Train Tesseract from font files and text files.
This Dockerfile is based on the url https://github.com/tesseract-ocr/tesseract/wiki/TrainingTesseract
Suppose you know how to use ssh and docker
$ docker run -d -p 20022:22 --name training_tesseract jinpengli/tesseract-trainer-docker
Now you can use ssh to connect the container to train tesseract.

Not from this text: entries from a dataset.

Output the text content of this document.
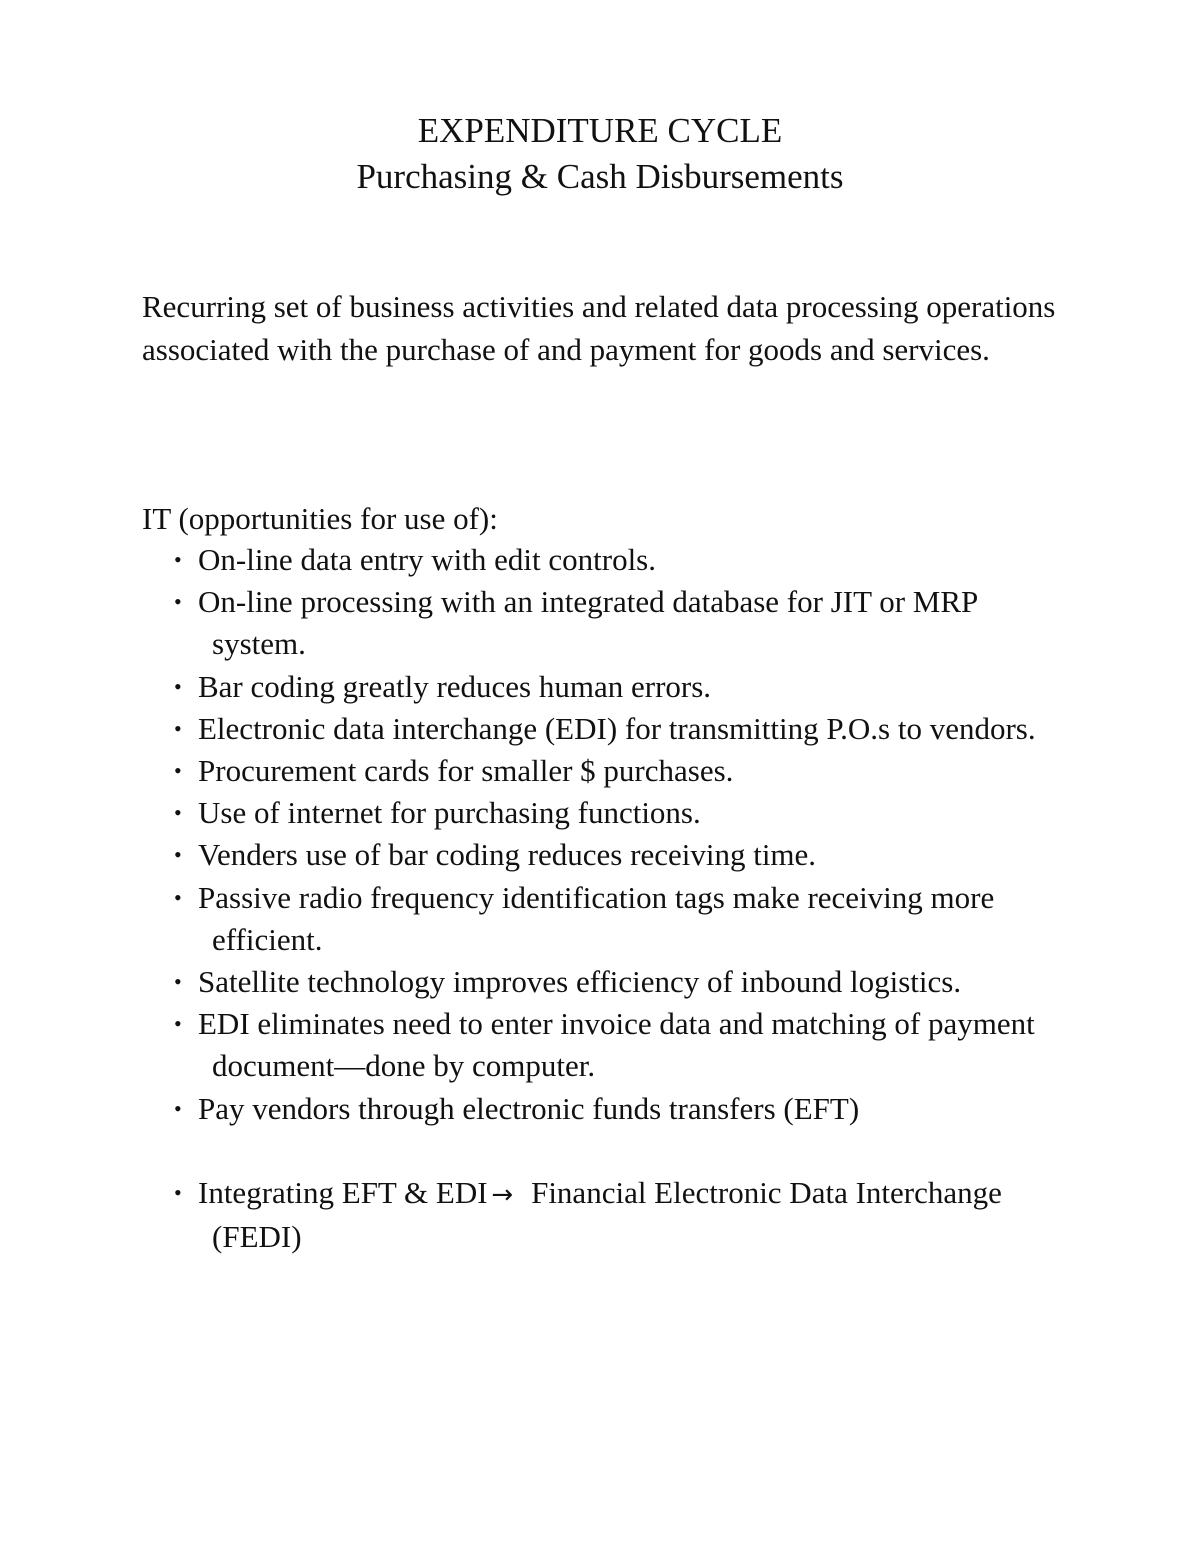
EXPENDITURE CYCLE
Purchasing & Cash Disbursements

Recurring set of business activities and related data processing operations associated with the purchase of and payment for goods and services.

IT (opportunities for use of):

• On-line data entry with edit controls.
• On-line processing with an integrated database for JIT or MRP system.
• Bar coding greatly reduces human errors.
• Electronic data interchange (EDI) for transmitting P.O.s to vendors.
• Procurement cards for smaller $ purchases.
• Use of internet for purchasing functions.
• Venders use of bar coding reduces receiving time.
• Passive radio frequency identification tags make receiving more efficient.
• Satellite technology improves efficiency of inbound logistics.
• EDI eliminates need to enter invoice data and matching of payment document—done by computer.
• Pay vendors through electronic funds transfers (EFT)
• Integrating EFT & EDI → Financial Electronic Data Interchange (FEDI)
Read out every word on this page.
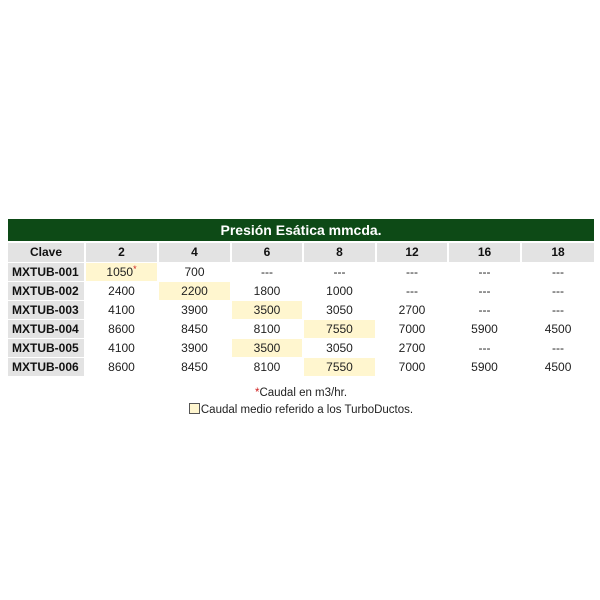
Presión Esática mmcda.							
Clave	2	4	6	8	12	16	18
MXTUB-001	1050*	700	---	---	---	---	---
MXTUB-002	2400	2200	1800	1000	---	---	---
MXTUB-003	4100	3900	3500	3050	2700	---	---
MXTUB-004	8600	8450	8100	7550	7000	5900	4500
MXTUB-005	4100	3900	3500	3050	2700	---	---
MXTUB-006	8600	8450	8100	7550	7000	5900	4500
*Caudal en m3/hr.
Caudal medio referido a los TurboDuctos.
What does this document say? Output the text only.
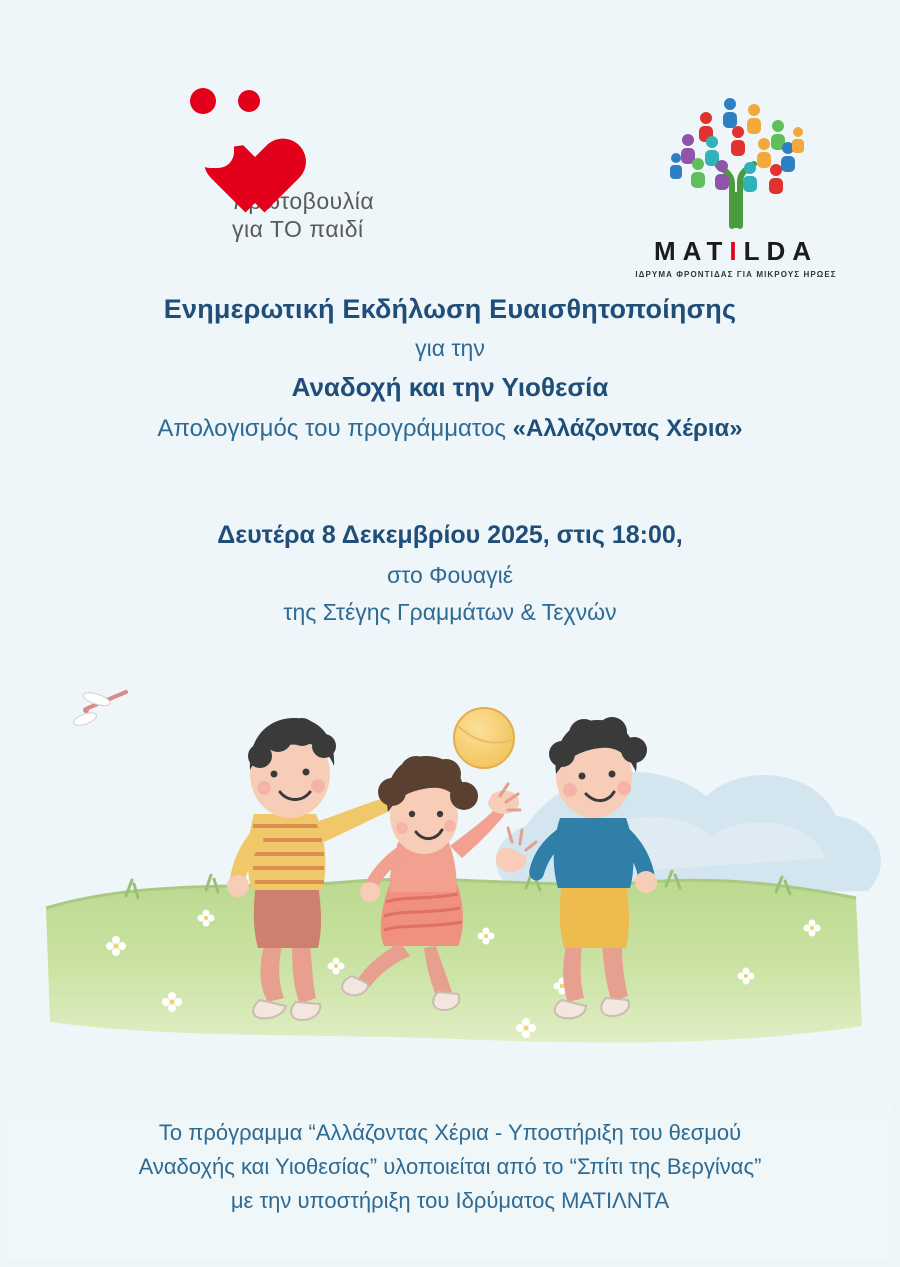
πρωτοβουλία
για ΤΟ παιδί
MATILDA
ΙΔΡΥΜΑ ΦΡΟΝΤΙΔΑΣ ΓΙΑ ΜΙΚΡΟΥΣ ΗΡΩΕΣ
Ενημερωτική Εκδήλωση Ευαισθητοποίησης
για την
Αναδοχή και την Υιοθεσία
Απολογισμός του προγράμματος «Αλλάζοντας Χέρια»
Δευτέρα 8 Δεκεμβρίου 2025, στις 18:00,
στο Φουαγιέ
της Στέγης Γραμμάτων & Τεχνών
Το πρόγραμμα “Αλλάζοντας Χέρια - Υποστήριξη του θεσμού
Αναδοχής και Υιοθεσίας” υλοποιείται από το “Σπίτι της Βεργίνας”
με την υποστήριξη του Ιδρύματος ΜΑΤΙΛΝΤΑ
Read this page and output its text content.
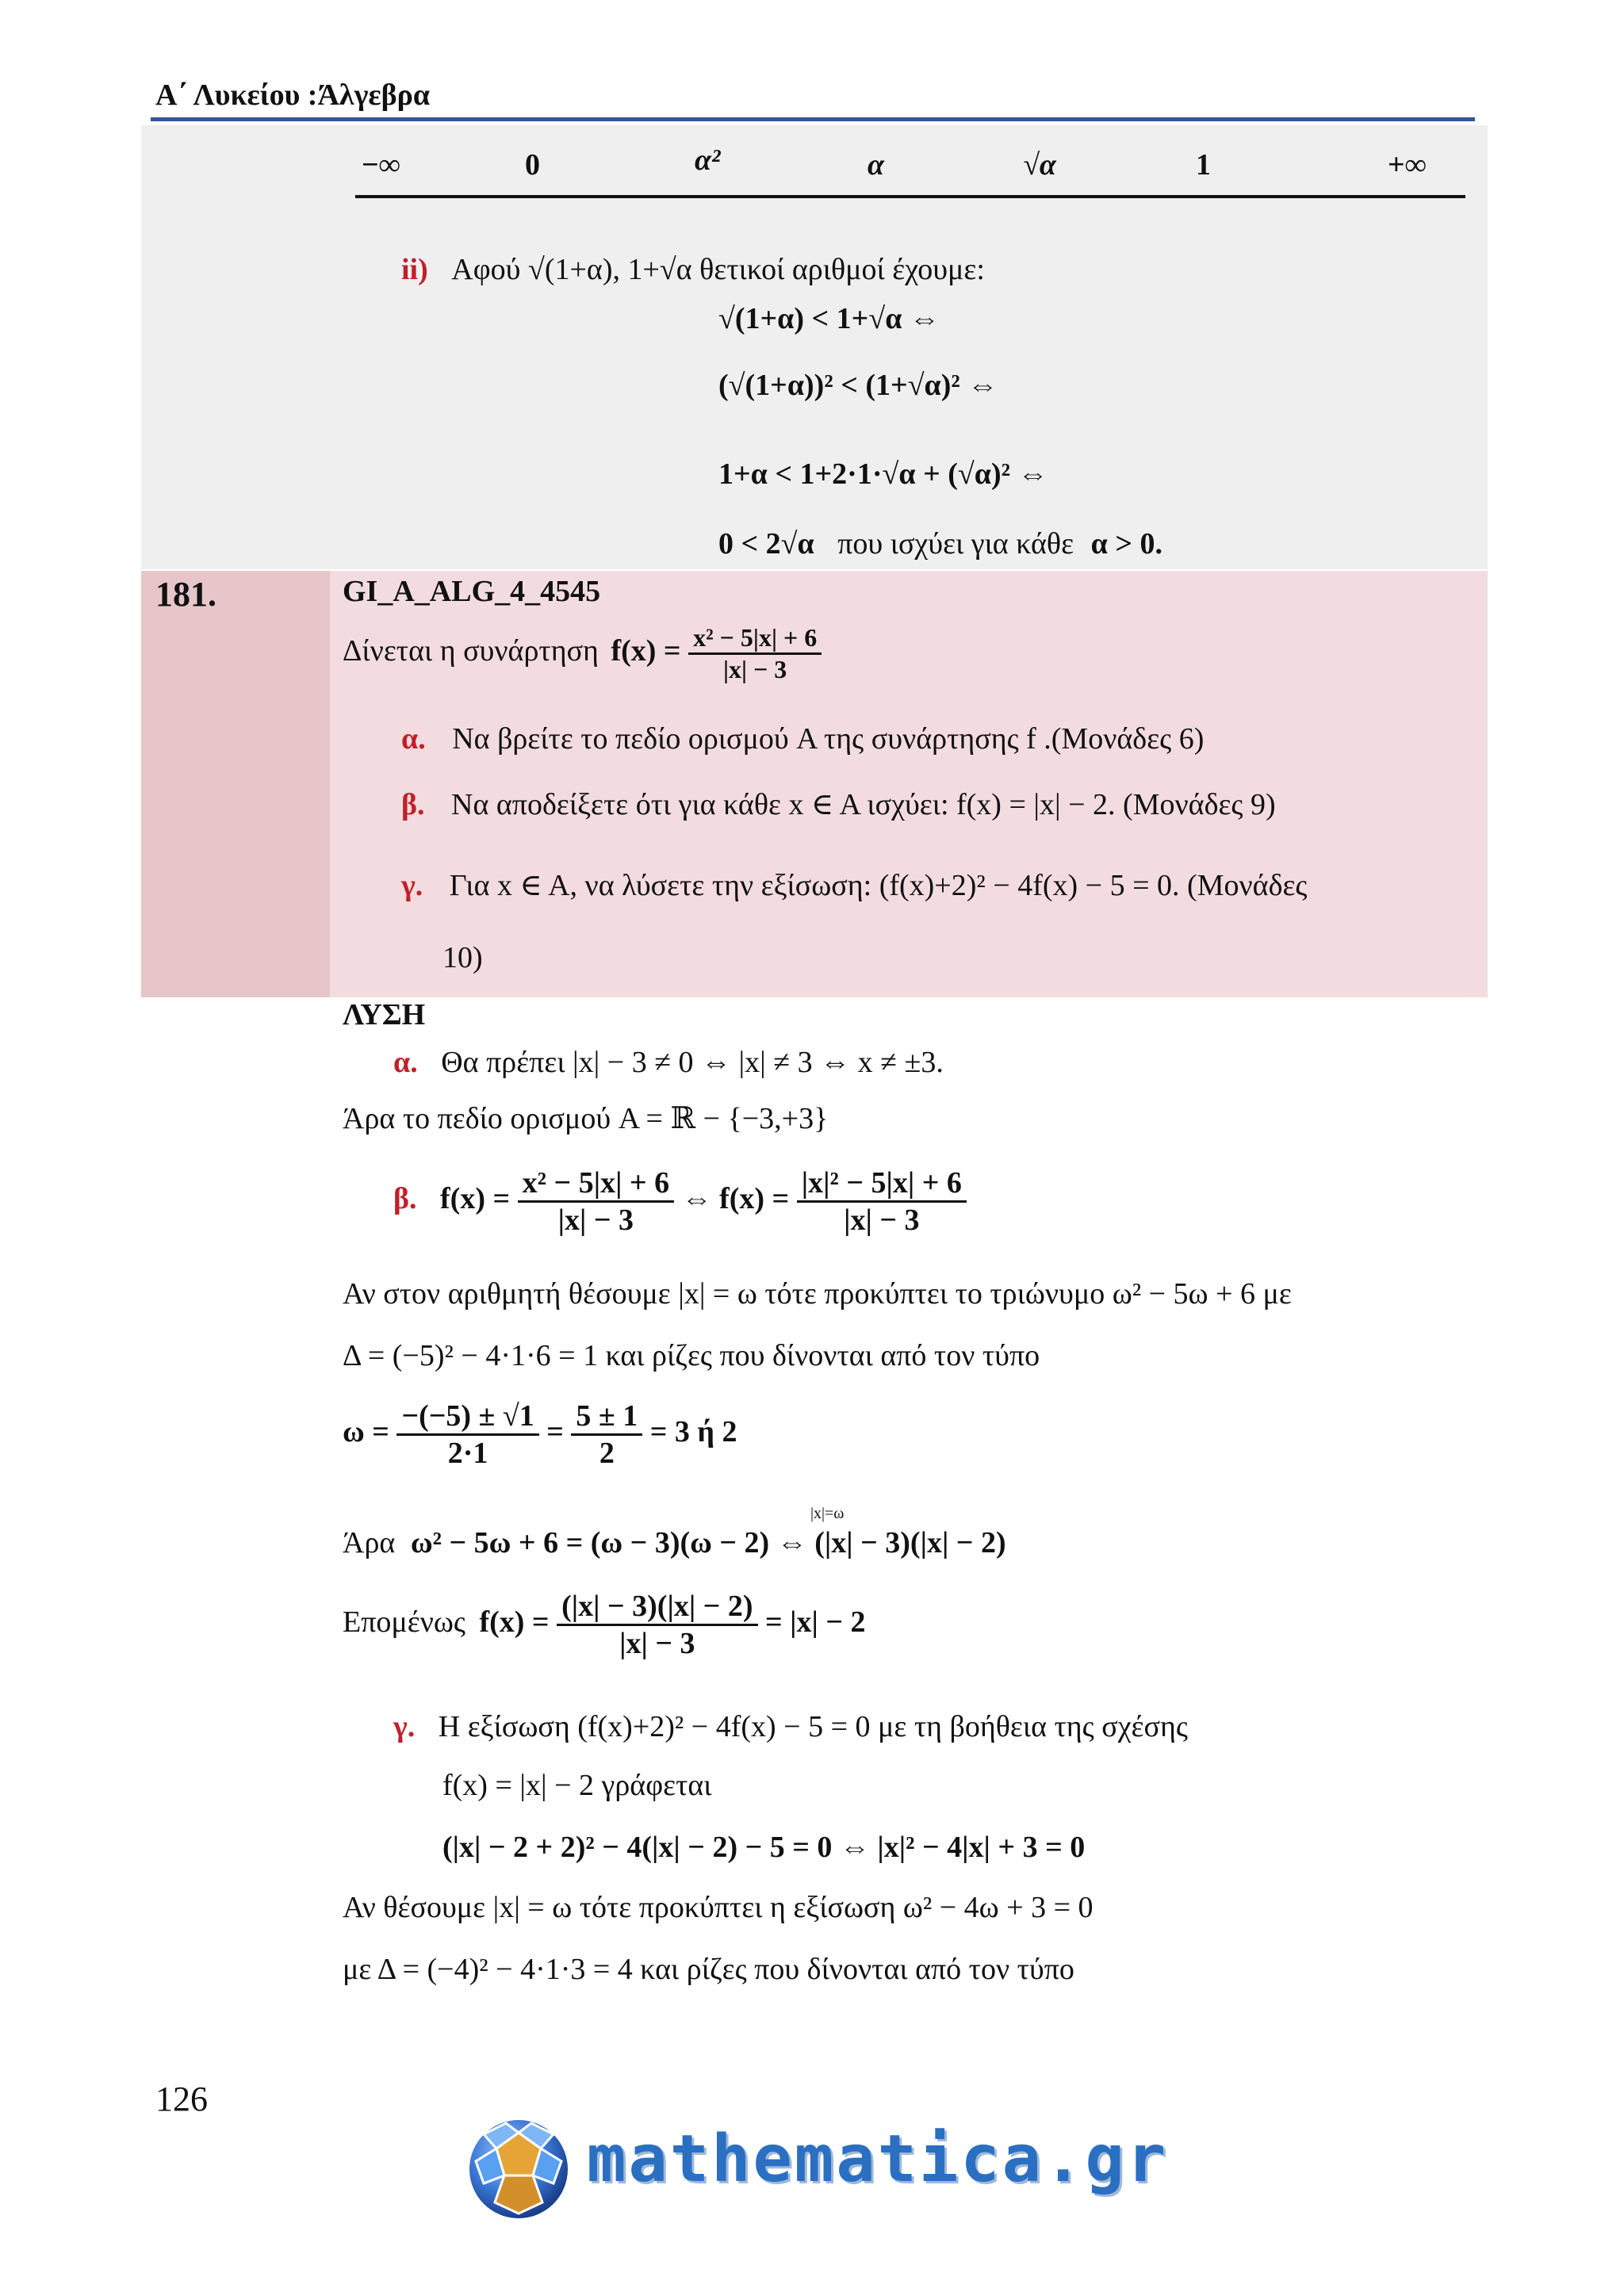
Α΄ Λυκείου :Άλγεβρα
−∞	0	α²	α	√α	1	+∞
ii) Αφού √(1+α), 1+√α θετικοί αριθμοί έχουμε:
√(1+α) < 1+√α ⇔
(√(1+α))² < (1+√α)² ⇔
1+α < 1+2·1·√α + (√α)² ⇔
0 < 2√α που ισχύει για κάθε α > 0.
181.	GI_A_ALG_4_4545
Δίνεται η συνάρτηση $f(x) = \frac{\text{x² − 5|x| + 6}}{|x| - 3}$
α. Να βρείτε το πεδίο ορισμού A της συνάρτησης f .(Μονάδες 6)
β. Να αποδείξετε ότι για κάθε x ∈ A ισχύει: f(x) = |x| − 2. (Μονάδες 9)
γ. Για x ∈ A, να λύσετε την εξίσωση: (f(x)+2)² − 4f(x) − 5 = 0. (Μονάδες
10)
ΛΥΣΗ
α. Θα πρέπει |x| − 3 ≠ 0 ⇔ |x| ≠ 3 ⇔ x ≠ ±3.
Άρα το πεδίο ορισμού A = ℝ − {−3,+3}
β. $f(x) = \frac{\text{x² − 5|x| + 6}}{|x| - 3}$ ⇔ $f(x) = \frac{\text{|x|² − 5|x| + 6}}{|x| - 3}$
Αν στον αριθμητή θέσουμε |x| = ω τότε προκύπτει το τριώνυμο ω² − 5ω + 6 με
Δ = (−5)² − 4·1·6 = 1 και ρίζες που δίνονται από τον τύπο
$\omega = \frac{-(-5) \pm √1}{2\cdot 1} = \frac{5 \pm 1}{2} = 3$ ή 2
|x|=ω
Άρα ω² − 5ω + 6 = (ω − 3)(ω − 2) ⇔ (|x| − 3)(|x| − 2)
Επομένως $f(x) = \frac{(|x| - 3)(|x| - 2)}{|x| - 3} = |x| - 2$
γ. Η εξίσωση (f(x)+2)² − 4f(x) − 5 = 0 με τη βοήθεια της σχέσης
f(x) = |x| − 2 γράφεται
(|x| − 2 + 2)² − 4(|x| − 2) − 5 = 0 ⇔ |x|² − 4|x| + 3 = 0
Αν θέσουμε |x| = ω τότε προκύπτει η εξίσωση ω² − 4ω + 3 = 0
με Δ = (−4)² − 4·1·3 = 4 και ρίζες που δίνονται από τον τύπο
126
mathematica.gr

$ ssh -p 20022 root@localhost
You can see a training example in /root/tesseract-trainer-docker/example_train
/root/tesseract-trainer-docker/example_train/training_text.txt
contains training texts.
/root/tesseract-trainer-docker/example_train/train.sh
trains the tesseract. /root/tesseract-trainer-docker/example_train/test_image.png
is a test image.
/usr/share/fonts/truetype/dejavu
contains font files.
可以基于字体文件和文本库训练Tesseract
这个Dockerfile 是基于这个链接写的: https://github.com/tesseract-ocr/tesseract/wiki/TrainingTesseract
假设你已经知道如何使用 ssh
$ docker pull jinpengli/tesseract-trainer-docker
$ docker run -d -p 20022:22 --name training_tesseract jinpengli/tesseract-trainer-docker
你可以使用ssh链接到container(另外一部机器)
$ ssh -p 20022 root@localhost
里面含有一个例子:/root/tesseract-trainer-docker/example_train
/root/tesseract-trainer-docker/example_train/train.sh
开始训练 Tesseract.
/root/tesseract-trainer-docker/example_train/training_text.txt
包含训练的文本
/root/tesseract-trainer-docker/example_train/test_image.png
测试图片文件
/usr/share/fonts/truetype/dejavu
包含字体文件